The bridge Chinese state-owned companies are supposed to build over the Lena river near Yakutsk “will” indeed be built, Russia’s premier Dmitry Medvedev said two weeks ago. “I hope we’ll solve this problem, because the bridge is necessary. And since it’s necessary, that means it will exist.”
The ‘problem’ encumbering that syllogism is, in the premier’s own words, “financial”. The Lena bridge project has been about to be started for quite some time now, but funds earmarked for it have so far failed to materialise. One possible reason for that is a reassessment of infrastructure development priorities after the incorporation of Crimea to the Federation. Although a tender for the project took place in 2014, once it became clear Russian state funding wasn’t coming, the Yakutian local government turned to Chinese investors. Chinese companies have shown interest in building the bridge, but no convincing proposal seems to have emerged when it comes to financing its construction.

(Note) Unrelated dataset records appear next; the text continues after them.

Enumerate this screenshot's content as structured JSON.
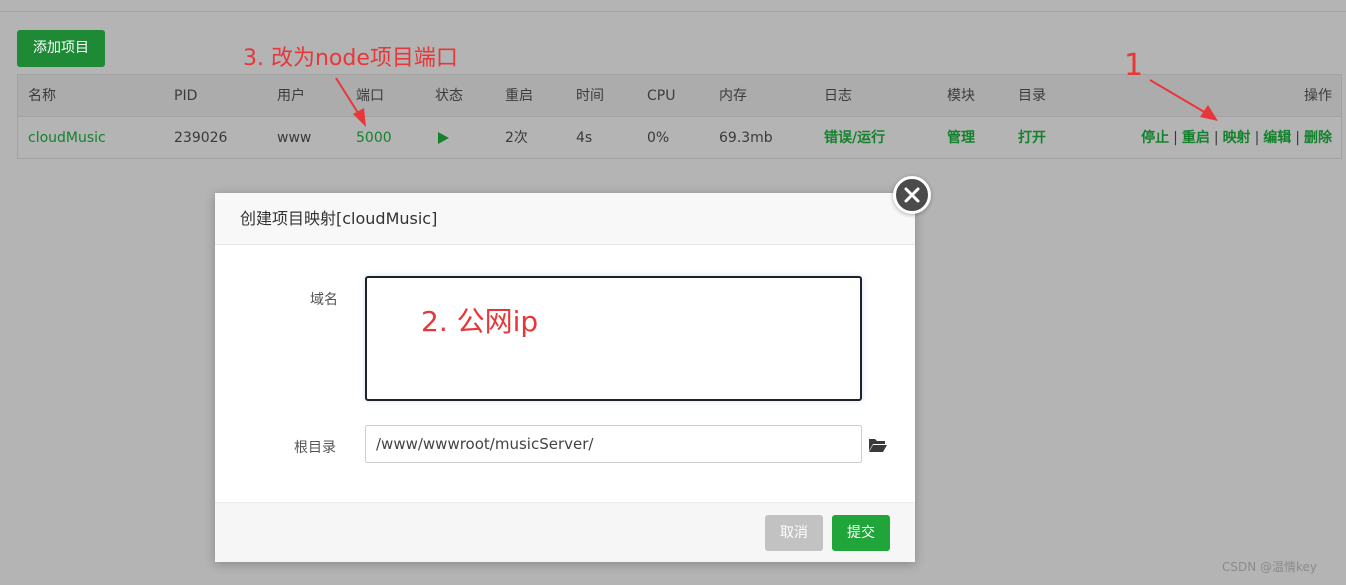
{
  "toolbar": {
    "add_project": "添加项目"
  },
  "table": {
    "headers": [
      "名称",
      "PID",
      "用户",
      "端口",
      "状态",
      "重启",
      "时间",
      "CPU",
      "内存",
      "日志",
      "模块",
      "目录",
      "操作"
    ],
    "row": {
      "name": "cloudMusic",
      "pid": "239026",
      "user": "www",
      "port": "5000",
      "status_icon": "play-icon",
      "restarts": "2次",
      "time": "4s",
      "cpu": "0%",
      "memory": "69.3mb",
      "log": "错误/运行",
      "module": "管理",
      "directory": "打开",
      "actions": [
        "停止",
        "重启",
        "映射",
        "编辑",
        "删除"
      ],
      "action_separator": "|"
    }
  },
  "annotations": {
    "step1": "1",
    "step2": "2. 公网ip",
    "step3": "3. 改为node项目端口",
    "color": "#e8373a"
  },
  "modal": {
    "title": "创建项目映射[cloudMusic]",
    "domain_label": "域名",
    "root_label": "根目录",
    "root_value": "/www/wwwroot/musicServer/",
    "cancel": "取消",
    "submit": "提交",
    "close_icon": "close-icon",
    "folder_icon": "folder-open-icon"
  },
  "watermark": "CSDN @温情key",
  "colors": {
    "accent_green": "#20a53a",
    "link_green": "#14822d",
    "cancel_gray": "#c2c2c2"
  }
}
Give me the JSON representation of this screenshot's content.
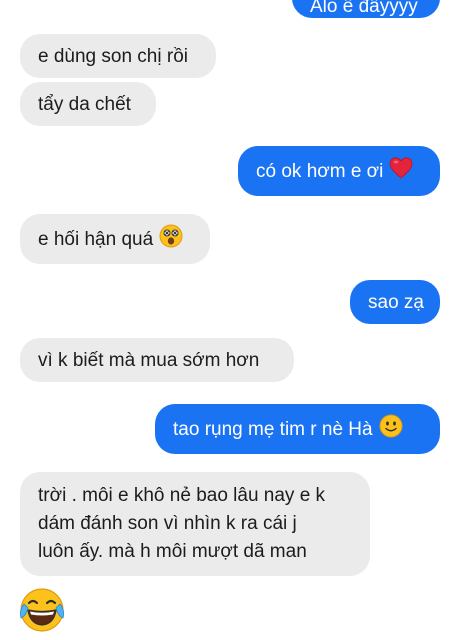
{
  "messages": [
    {
      "side": "out",
      "text": "Alo ê đâyyyy"
    },
    {
      "side": "in",
      "text": "e dùng son chị rồi"
    },
    {
      "side": "in",
      "text": "tẩy da chết"
    },
    {
      "side": "out",
      "text": "có ok hơm e ơi",
      "emoji": "red-heart"
    },
    {
      "side": "in",
      "text": "e hối hận quá",
      "emoji": "astonished-face"
    },
    {
      "side": "out",
      "text": "sao zạ"
    },
    {
      "side": "in",
      "text": "vì k biết mà mua sớm hơn"
    },
    {
      "side": "out",
      "text": "tao rụng mẹ tim r nè Hà",
      "emoji": "slightly-smiling-face"
    },
    {
      "side": "in",
      "lines": [
        "trời . môi e khô nẻ bao lâu nay e k",
        "dám đánh son vì nhìn k ra cái j",
        "luôn ấy. mà h môi mượt dã man"
      ]
    },
    {
      "side": "in",
      "emoji_only": "face-with-tears-of-joy"
    }
  ],
  "colors": {
    "incoming_bubble": "#ebebeb",
    "outgoing_bubble": "#1a73f2",
    "incoming_text": "#1c1c1c",
    "outgoing_text": "#ffffff"
  }
}
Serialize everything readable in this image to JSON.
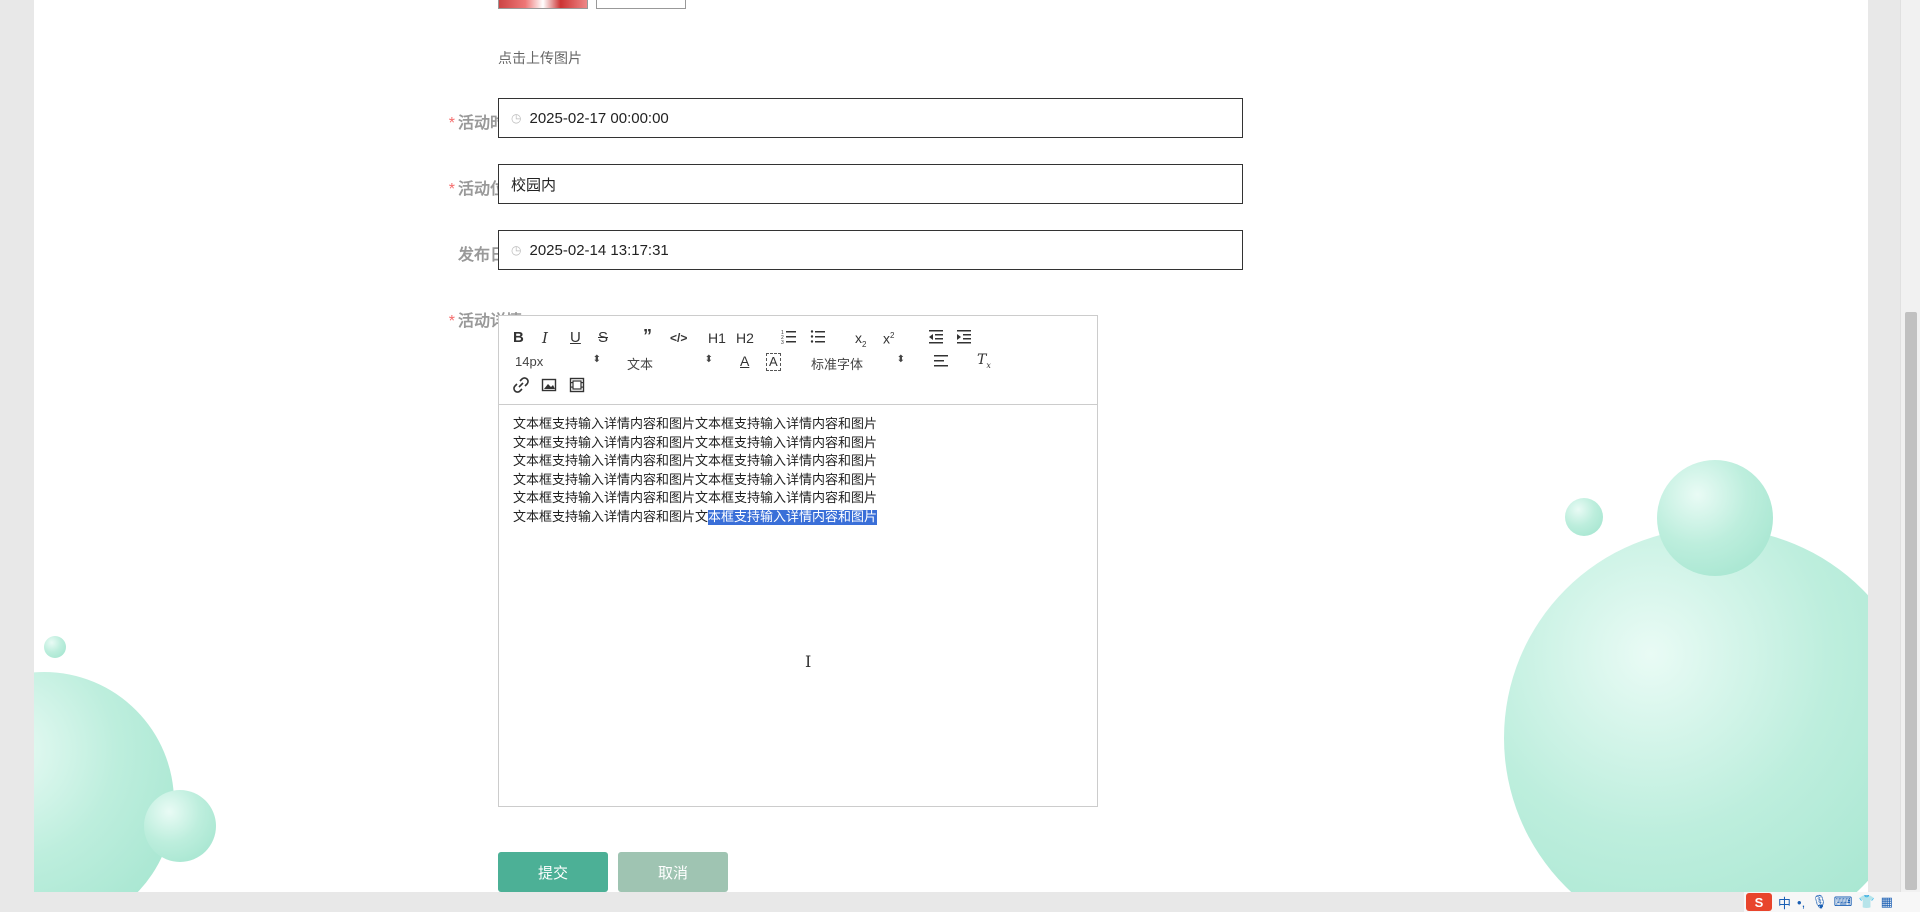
{
  "upload": {
    "hint": "点击上传图片"
  },
  "form": {
    "activity_time": {
      "label": "活动时间",
      "value": "2025-02-17 00:00:00",
      "required": true
    },
    "activity_location": {
      "label": "活动位置",
      "value": "校园内",
      "required": true
    },
    "publish_date": {
      "label": "发布日期",
      "value": "2025-02-14 13:17:31",
      "required": false
    },
    "activity_detail": {
      "label": "活动详情",
      "required": true
    },
    "required_mark": "*"
  },
  "editor": {
    "font_size": "14px",
    "block_type": "文本",
    "font_family": "标准字体",
    "toolbar_text": {
      "h1": "H1",
      "h2": "H2"
    },
    "content_lines": [
      "文本框支持输入详情内容和图片文本框支持输入详情内容和图片",
      "文本框支持输入详情内容和图片文本框支持输入详情内容和图片",
      "文本框支持输入详情内容和图片文本框支持输入详情内容和图片",
      "文本框支持输入详情内容和图片文本框支持输入详情内容和图片",
      "文本框支持输入详情内容和图片文本框支持输入详情内容和图片"
    ],
    "last_line_unselected": "文本框支持输入详情内容和图片文",
    "last_line_selected": "本框支持输入详情内容和图片"
  },
  "buttons": {
    "submit": "提交",
    "cancel": "取消"
  },
  "ime": {
    "logo": "S",
    "mode": "中",
    "punct": "•,"
  },
  "colors": {
    "accent": "#4cb096",
    "cancel": "#9fc4b2",
    "required": "#f56c6c",
    "selection": "#3a6fd8"
  }
}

The most recent Lena-bridge meeting I can mention took place two days ago between the presidential representative in Yakutia and people from CCECC, a CRCC (中铁) subsidiary expected to participate in the construction. Crucially, the meeting discussed the possible involvement in the project of a Sberbank subsidiary, as a “financial consultant and investor”. That sounds good (as in ‘money’s coming’) for the project, while still showing no Chinese investor has shown a willingness to finance much of it on their own.
Another mildly auspicious sign for the bridge project is that the top Heilongjiang province officials now mention it among projects deserving support. Chinese media reports that Lu Hao 陆昊 and Wang Xiankui 王宪魁, respectively the provincial governor and Party secretary, made such mention of the Lena project during a visit by Egor Borisov, head of the Yakutian government.